A web-site promoting 20 possible NET expansion proposals invites ridicule, but we do need to bring forward a new and credible public transport route.
To relieve the congestion on London Road and through West Bridgford, we should do more for public transport generally and seek a new NET line to a park & ride site on the A52 to the east of the conurbation.
Had to smile as in November, the Nottingham Post reported on a web-site suggesting up to 20 more tram routes for the Greater Nottingham conurbation.
A fantasy since some of the proposals are poorly suited to trams commercially and longer distance travel belongs to heavy rail. One part of the network shows the tram travelling north from Nottingham station to rise slightly to join Middle Hill, drop 10 feet to re-use the old Victoria railway station tunnel that has since been filled in by Nottingham Contemporary, and drop a further 20 feet and make a hard right turn to use Cliff Road to go east.
Extending each of the existing four legs of the Nottingham Express Transit network all make some sense and will be explored further as we plan for High Speed 2 running to Toton.
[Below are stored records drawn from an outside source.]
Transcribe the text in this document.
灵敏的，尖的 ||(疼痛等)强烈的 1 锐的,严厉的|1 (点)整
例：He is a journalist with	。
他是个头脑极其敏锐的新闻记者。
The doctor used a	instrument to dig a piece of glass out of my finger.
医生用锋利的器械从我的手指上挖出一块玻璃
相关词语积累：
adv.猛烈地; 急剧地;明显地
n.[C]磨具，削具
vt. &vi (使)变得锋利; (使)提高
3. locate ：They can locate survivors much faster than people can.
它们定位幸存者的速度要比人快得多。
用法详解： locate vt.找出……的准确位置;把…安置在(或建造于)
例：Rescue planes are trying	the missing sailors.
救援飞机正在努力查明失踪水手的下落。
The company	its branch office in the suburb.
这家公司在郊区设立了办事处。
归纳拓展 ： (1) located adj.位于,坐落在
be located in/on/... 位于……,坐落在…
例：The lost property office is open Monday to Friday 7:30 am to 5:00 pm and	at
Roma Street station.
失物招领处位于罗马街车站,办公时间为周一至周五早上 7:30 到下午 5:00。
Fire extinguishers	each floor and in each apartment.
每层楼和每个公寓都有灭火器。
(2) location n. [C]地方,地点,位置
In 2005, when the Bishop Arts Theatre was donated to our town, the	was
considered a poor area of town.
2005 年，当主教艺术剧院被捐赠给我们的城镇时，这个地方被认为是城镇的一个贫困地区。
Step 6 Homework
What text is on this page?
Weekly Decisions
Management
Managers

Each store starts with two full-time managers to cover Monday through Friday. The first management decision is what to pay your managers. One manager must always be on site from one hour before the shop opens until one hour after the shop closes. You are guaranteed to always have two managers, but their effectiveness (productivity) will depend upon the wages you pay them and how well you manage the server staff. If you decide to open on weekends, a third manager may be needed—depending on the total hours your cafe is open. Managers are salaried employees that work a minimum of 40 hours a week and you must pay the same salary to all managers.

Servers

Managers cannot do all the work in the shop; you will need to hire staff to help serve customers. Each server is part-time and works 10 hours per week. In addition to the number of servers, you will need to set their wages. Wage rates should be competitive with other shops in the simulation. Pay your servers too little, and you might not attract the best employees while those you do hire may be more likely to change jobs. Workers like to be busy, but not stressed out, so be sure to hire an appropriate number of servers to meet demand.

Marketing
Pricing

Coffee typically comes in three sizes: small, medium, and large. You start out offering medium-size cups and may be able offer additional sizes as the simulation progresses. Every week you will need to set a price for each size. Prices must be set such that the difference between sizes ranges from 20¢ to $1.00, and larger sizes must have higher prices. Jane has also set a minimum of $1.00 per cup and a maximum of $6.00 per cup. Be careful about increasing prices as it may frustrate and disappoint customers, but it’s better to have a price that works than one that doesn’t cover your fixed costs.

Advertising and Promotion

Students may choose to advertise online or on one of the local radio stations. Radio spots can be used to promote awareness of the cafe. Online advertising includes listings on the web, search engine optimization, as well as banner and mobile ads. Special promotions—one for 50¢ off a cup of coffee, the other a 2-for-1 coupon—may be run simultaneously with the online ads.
Yet, given the recent vulnerability of London Road to congestion, it is time to say we need action, cos car is clearly too attractive an alternative. Tax on petrol has not kept pace with inflation, tax exemption for buses has been lost so the opportunity for lower fares has been lost.
Currently, cases for other public money to be invested on a new public transport route needs to show the potential for commuters to switch from the car to public transport. The missing opportunity is a park & ride tram route serving the city centre and the A52 to the east of West Bridgford.
The two obvious options are not even shown in the list of 20. Both require a new bridge across the river –
– one to serve somewhere near to Gamston salt depot to the east of Lady Bay and
– one near the bridge for the railway line serving Bingham and Grantham.
A Trent Bridge route has already been difficult to make a case for, mainly cos West Bridgford doesn’t generate a lot of custom and slows a tram down quite a bit.
For The Meadows, it could be served by routes through –
– one route with stops on Meadows Way north & east (interchange with Green NCT buses and serving new housing on Crocus Street) and just north of the County Ground,
– another route with stops at Bridgeway Centre and Meadow Lane (just south of the County Ground).